The career of the Roman satirist Juvenal flourished in the first third of the second century of the Common Era.
If you have heard of Juvenal in spite of your exposure (prolonged or truncated) to the institution of American public education, you might also be acquainted with the content of his first satire, as the numeration of his Latin texts has come to us across the intervening nineteen centuries.
The theme of Juvenal’s first satire is stated succinctly in line 30 of the text that has survived: “difficile est saturam non scribere”, which even an imbecile product of American public education can somewhat readily translate as “it is difficult not to write satire” (the resort to italics within the proffered translation can be construed as an orthographic pun).

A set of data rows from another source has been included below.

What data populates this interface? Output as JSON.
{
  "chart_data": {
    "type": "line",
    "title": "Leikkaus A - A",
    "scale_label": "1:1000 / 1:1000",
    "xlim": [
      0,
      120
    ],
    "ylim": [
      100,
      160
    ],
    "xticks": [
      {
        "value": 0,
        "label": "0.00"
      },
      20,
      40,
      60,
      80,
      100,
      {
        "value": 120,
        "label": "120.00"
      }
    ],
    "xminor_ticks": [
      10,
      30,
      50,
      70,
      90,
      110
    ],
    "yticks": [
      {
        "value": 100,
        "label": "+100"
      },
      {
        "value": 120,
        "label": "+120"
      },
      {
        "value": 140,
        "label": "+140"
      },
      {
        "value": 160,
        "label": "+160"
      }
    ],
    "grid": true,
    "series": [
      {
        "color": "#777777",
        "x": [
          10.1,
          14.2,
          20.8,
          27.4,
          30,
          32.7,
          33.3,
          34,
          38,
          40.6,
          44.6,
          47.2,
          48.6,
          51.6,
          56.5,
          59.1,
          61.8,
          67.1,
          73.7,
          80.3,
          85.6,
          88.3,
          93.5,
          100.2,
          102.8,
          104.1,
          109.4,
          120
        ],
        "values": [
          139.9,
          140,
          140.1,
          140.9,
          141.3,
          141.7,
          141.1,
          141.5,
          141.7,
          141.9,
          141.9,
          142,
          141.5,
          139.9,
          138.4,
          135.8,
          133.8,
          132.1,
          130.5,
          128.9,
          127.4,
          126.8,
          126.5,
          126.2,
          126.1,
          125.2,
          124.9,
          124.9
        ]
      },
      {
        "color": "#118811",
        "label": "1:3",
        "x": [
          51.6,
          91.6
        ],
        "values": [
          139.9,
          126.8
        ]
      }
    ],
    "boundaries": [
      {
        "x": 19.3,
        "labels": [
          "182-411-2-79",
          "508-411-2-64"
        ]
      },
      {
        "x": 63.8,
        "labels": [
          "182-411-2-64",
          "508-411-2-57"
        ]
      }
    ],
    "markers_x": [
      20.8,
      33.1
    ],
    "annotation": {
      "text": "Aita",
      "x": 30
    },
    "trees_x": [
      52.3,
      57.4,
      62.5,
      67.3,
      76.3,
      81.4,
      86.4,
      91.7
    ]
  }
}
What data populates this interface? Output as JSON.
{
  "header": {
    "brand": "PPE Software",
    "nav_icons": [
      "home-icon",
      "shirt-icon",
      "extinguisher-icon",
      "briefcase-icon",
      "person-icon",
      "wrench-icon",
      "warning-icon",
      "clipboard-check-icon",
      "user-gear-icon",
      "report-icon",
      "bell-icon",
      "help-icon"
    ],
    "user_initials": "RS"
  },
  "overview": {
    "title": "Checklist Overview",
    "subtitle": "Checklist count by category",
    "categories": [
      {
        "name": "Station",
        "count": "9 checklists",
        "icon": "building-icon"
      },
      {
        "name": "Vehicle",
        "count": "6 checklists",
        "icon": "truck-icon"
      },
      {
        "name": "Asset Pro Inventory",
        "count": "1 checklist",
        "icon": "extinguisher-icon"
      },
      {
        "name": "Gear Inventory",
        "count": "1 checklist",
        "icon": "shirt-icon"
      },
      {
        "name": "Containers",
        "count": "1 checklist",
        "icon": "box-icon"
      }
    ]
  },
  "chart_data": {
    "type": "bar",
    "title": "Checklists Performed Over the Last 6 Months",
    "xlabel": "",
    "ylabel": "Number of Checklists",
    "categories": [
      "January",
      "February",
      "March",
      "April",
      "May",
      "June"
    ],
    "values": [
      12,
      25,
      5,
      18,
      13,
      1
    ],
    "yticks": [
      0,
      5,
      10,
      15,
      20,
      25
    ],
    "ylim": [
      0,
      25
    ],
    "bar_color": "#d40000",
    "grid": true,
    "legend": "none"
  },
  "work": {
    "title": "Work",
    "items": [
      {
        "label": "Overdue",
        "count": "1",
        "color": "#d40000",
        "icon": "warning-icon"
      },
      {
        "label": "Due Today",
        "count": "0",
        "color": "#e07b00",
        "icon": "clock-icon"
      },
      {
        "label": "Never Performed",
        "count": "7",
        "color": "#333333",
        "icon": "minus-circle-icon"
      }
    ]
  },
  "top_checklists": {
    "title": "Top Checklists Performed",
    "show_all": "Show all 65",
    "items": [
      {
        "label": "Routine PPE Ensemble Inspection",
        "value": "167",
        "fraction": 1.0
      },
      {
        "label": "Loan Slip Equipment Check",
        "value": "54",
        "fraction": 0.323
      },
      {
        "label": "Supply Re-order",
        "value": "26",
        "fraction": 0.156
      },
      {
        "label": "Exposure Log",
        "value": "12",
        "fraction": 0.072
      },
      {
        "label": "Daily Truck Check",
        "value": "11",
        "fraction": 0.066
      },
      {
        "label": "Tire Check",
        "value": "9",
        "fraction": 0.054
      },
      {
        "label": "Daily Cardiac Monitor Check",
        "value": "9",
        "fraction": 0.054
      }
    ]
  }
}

If not writing satire was a difficult task nineteen centuries ago—as Romans were beginning to approach the middle of their Imperial Era—it is manifestly impossible not to write satire in the United States in the middle of the third decade of the twenty-first century of the Common Era, as the institutional shambles, petty public squabbles, widespread corruption, ceaseless influence jockeying, and shameless self-promotion typical of the late Roman Republic assail with full force and fury the American Republic in its decline approaching the end of its Constitutional era (we might also cite the unabashed worship of Mammon typical of the opening century of the Roman Empire): all the more odd, then, that we see so little literary satire being produced or published these days. (The imbecile product of American public education in these latter days would be obliged to investigate the career of the earlier Roman satirist Lucilius to gain appreciation for the intensity of the scathing tones, the incisive substance and content of satiric treatment, and the apt choices of satiric targets found in Juvenal’s satires.)
We may soon be reminded of the relevance of these disparate facts courtesy of whatever pageantry our able historians and academic custodians of literature might care to perpetrate. The tricentennial of the publication of arguably the greatest prose satire composed in the English language (English being another of Latin’s linguistic descendants at least as much as England fashioned itself to become a direct political descendant of the Roman Empire) will arrive in October 2026, should the planet endure through whatever aggravations Technogenic Climate Change might bring in the interim or through whatever threats and perils might be posed by the advent of artificial and augmented intelligences (much more gifted intellectually and more ruthless than their artificers, we may learn).
Jonathan Swift’s Gulliver’s Travels will be the deserving subject of literary festivities and celebrations through the end of 2026, which would merit frank acknowledgment of the travesties perpetrated by Disney cartoon productions and by defective and anemic television adaptations across recent decades. We might hope that the entire scope of Swift’s satiric literary output will enjoy at least a few new sales of fresh or existing editions and will gain at least a few hundred if not a few thousand new readers, to the negligible extent that English and British literary history continues to be observed or studied on either side of the Atlantic.
Perhaps possibly maybe, we might be able to measure by the end of 2026 the success of the celebration of Swift’s magnificent satire in order to learn whether those festivities will have stimulated sales of new translations or new editions and new readerships of Juvenal’s sixteen able satires and whether, incidentally, products of a new and overdue industry in apt, incisive, measured, and suitably savage contemporary satire will have begun to emerge, given the numerous and conspicuous satiric targets of woeful human ambition, befuddlement, corruption, decadence and depravity, envy and errancy, flattery and felony, gullibility and grotesquerie, haughtiness and hideousness, idiocy, ignorance, and inanity thriving in the world today, waiting to be diagnosed and treated by able, attentive, and caring satirists. (Surely by October 2026 we will not have stumbled into a new era of graceful etiquette and courteous manners, one in which the bland civilities and stylish observations of Horace’s satires could do much good or attract much notice—satires that would hardly leave a toothmark, with venom far too weak to leave a lasting blister. While Swift could dabble in Horatian mode in his day, when polite society could be said still to be just barely hanging on, our age surely merits or demands the venom, the vigor, and the vitriol of the satires of Juvenal, packaged and delivered cask-strength with Lucilian brio.)
Inasmuch as it was Juvenal who coined the enduring locution “panem et circenses” (“bread and circuses”—“bread and games” or “bread and races”, at the translator’s discretion) in his Satire X (“The Vanity of Aspirations”, c. 120 to 125 CE) to name the substance of Rome’s imperial administration of domestic affairs: let the games begin, with or without the crumbs.